Nur in diesen beiden Fällen erlischt der Anspruch auf Ehrensold nicht.
Der noch amtierende Amtschef Lothar Hagebölling erklärt sich für
befangen. Am 29. Februar 2012 lässt das Präsidialamt die Katze aus
dem Sack und spricht Wulff den Ehrensold zu, da er aus „politischen
Gründen" zurückgetreten sei.
    Angela Merkel setzt sich persönlich dafür ein, dass die Regelung
nicht weiter infrage gestellt wird. Schon vorher hatte sich Merkel mit
SPD-Chef Sigmar Gabriel in Verbindung gesetzt und mit ihm darauf
verständigt, einen Haken hinter die Angelegenheit zu machen. Vereinzelt werden Stimmen laut, Wulff möge freiwillig auf den Ehrensold verzichten, was auch der ehemalige Bundespräsident Walter Scheel
vorschlägt. Als Vorbild für Wulff präsentieren die Medien zwischenzeitlich den ebenfalls zurückgetretenen Horst Köhler, der auf seinen
Ehrensold verzichtet habe.

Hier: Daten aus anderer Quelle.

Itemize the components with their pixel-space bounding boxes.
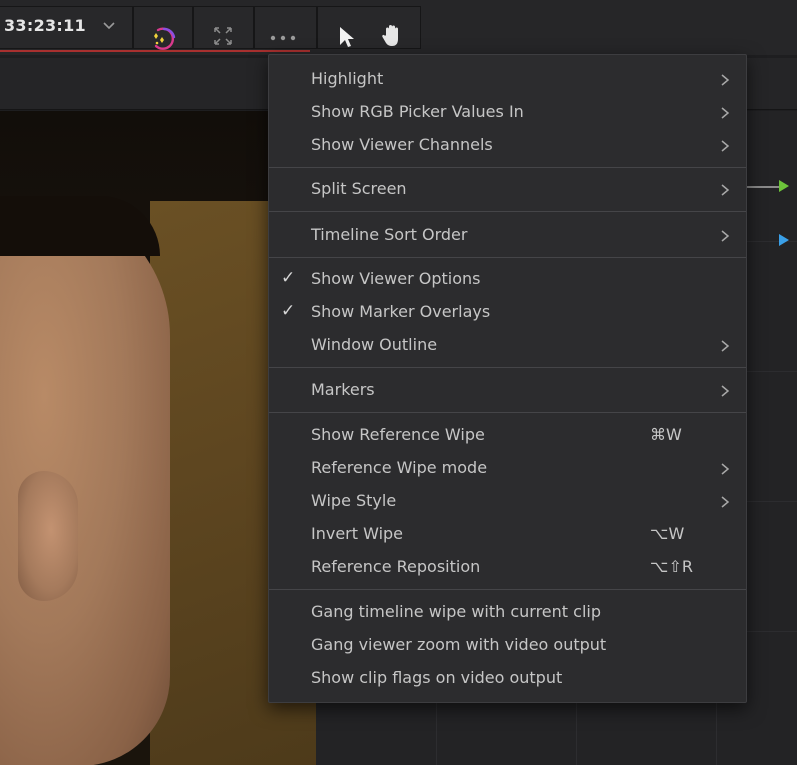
chevron-down-icon[interactable] (101, 17, 117, 33)
subject-hair (0, 196, 160, 256)
menu-item-reference-wipe-mode[interactable]: Reference Wipe mode (269, 452, 746, 485)
menu-separator (269, 257, 746, 258)
menu-item-label: Reference Reposition (311, 557, 481, 576)
shortcut-label: ⌥W (650, 524, 685, 543)
menu-item-gang-timeline-wipe[interactable]: Gang timeline wipe with current clip (269, 596, 746, 629)
menu-item-label: Show clip flags on video output (311, 668, 563, 687)
menu-separator (269, 589, 746, 590)
check-icon: ✓ (281, 268, 296, 288)
menu-item-label: Invert Wipe (311, 524, 404, 543)
menu-item-wipe-style[interactable]: Wipe Style (269, 485, 746, 518)
menu-item-label: Reference Wipe mode (311, 458, 488, 477)
menu-item-show-viewer-options[interactable]: ✓ Show Viewer Options (269, 263, 746, 296)
menu-item-label: Timeline Sort Order (311, 225, 468, 244)
menu-item-viewer-channels[interactable]: Show Viewer Channels (269, 129, 746, 162)
menu-item-timeline-sort-order[interactable]: Timeline Sort Order (269, 219, 746, 252)
node-output-green-arrow[interactable] (779, 180, 789, 192)
menu-item-window-outline[interactable]: Window Outline (269, 329, 746, 362)
subject-ear (18, 471, 78, 601)
menu-item-label: Show Viewer Options (311, 269, 481, 288)
menu-item-show-marker-overlays[interactable]: ✓ Show Marker Overlays (269, 296, 746, 329)
tool-mode-segment (317, 6, 421, 49)
viewer-options-menu: Highlight Show RGB Picker Values In Show… (268, 54, 747, 703)
shortcut-label: ⌥⇧R (650, 557, 693, 576)
playhead-progress-line (0, 50, 310, 52)
menu-item-label: Gang viewer zoom with video output (311, 635, 607, 654)
timecode-display[interactable]: 33:23:11 (4, 16, 86, 35)
chevron-right-icon (721, 107, 730, 119)
chevron-right-icon (721, 340, 730, 352)
chevron-right-icon (721, 74, 730, 86)
check-icon: ✓ (281, 301, 296, 321)
menu-item-rgb-picker-values[interactable]: Show RGB Picker Values In (269, 96, 746, 129)
chevron-right-icon (721, 140, 730, 152)
menu-item-label: Wipe Style (311, 491, 397, 510)
menu-item-gang-viewer-zoom[interactable]: Gang viewer zoom with video output (269, 629, 746, 662)
menu-item-markers[interactable]: Markers (269, 374, 746, 407)
menu-item-label: Show Viewer Channels (311, 135, 493, 154)
menu-item-label: Markers (311, 380, 375, 399)
chevron-right-icon (721, 496, 730, 508)
menu-item-invert-wipe[interactable]: Invert Wipe ⌥W (269, 518, 746, 551)
hand-icon[interactable] (380, 23, 404, 49)
menu-item-reference-reposition[interactable]: Reference Reposition ⌥⇧R (269, 551, 746, 584)
menu-separator (269, 167, 746, 168)
menu-item-label: Show RGB Picker Values In (311, 102, 524, 121)
chevron-right-icon (721, 463, 730, 475)
viewer-toolbar: 33:23:11 (0, 0, 797, 55)
chevron-right-icon (721, 230, 730, 242)
menu-item-label: Gang timeline wipe with current clip (311, 602, 601, 621)
menu-item-split-screen[interactable]: Split Screen (269, 173, 746, 206)
menu-item-label: Show Marker Overlays (311, 302, 491, 321)
resolve-color-page: 33:23:11 Highlight Show RGB Picker Value… (0, 0, 797, 765)
chevron-right-icon (721, 184, 730, 196)
menu-separator (269, 211, 746, 212)
shortcut-label: ⌘W (650, 425, 682, 444)
menu-item-label: Window Outline (311, 335, 438, 354)
more-options-icon[interactable] (268, 34, 298, 42)
pointer-icon[interactable] (336, 25, 356, 49)
menu-item-label: Show Reference Wipe (311, 425, 485, 444)
menu-item-show-clip-flags[interactable]: Show clip flags on video output (269, 662, 746, 695)
menu-item-highlight[interactable]: Highlight (269, 63, 746, 96)
more-options-segment[interactable] (254, 6, 317, 49)
menu-separator (269, 412, 746, 413)
chevron-right-icon (721, 385, 730, 397)
menu-item-label: Highlight (311, 69, 384, 88)
menu-item-show-reference-wipe[interactable]: Show Reference Wipe ⌘W (269, 419, 746, 452)
menu-item-label: Split Screen (311, 179, 407, 198)
fullscreen-icon[interactable] (212, 25, 234, 47)
node-output-blue-arrow[interactable] (779, 234, 789, 246)
menu-separator (269, 367, 746, 368)
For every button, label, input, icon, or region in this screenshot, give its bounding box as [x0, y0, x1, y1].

Das jedoch ist nicht zutreffend: Köhler
bekommt deshalb keinen Ehrensold, da dieser grundsätzlich mit anderen Versorgungsansprüchen verrechnet wird, die bei Köhler aufgrund von Ansprüchen aus früheren Ämtern einfach höher sind. Hätte Wulff auf den Ehrensold verzichtet, dafür aber einen lukrativen Job
in der Wirtschaft angenommen, so hätte das vermutlich auch Empörung hervorgerufen. Der Ehrensold hat letztlich auch den Sinn, zu
verhindern, dass sich ehemalige Staatsoberhäupter in die Vorstandsetagen von Konzernen setzen.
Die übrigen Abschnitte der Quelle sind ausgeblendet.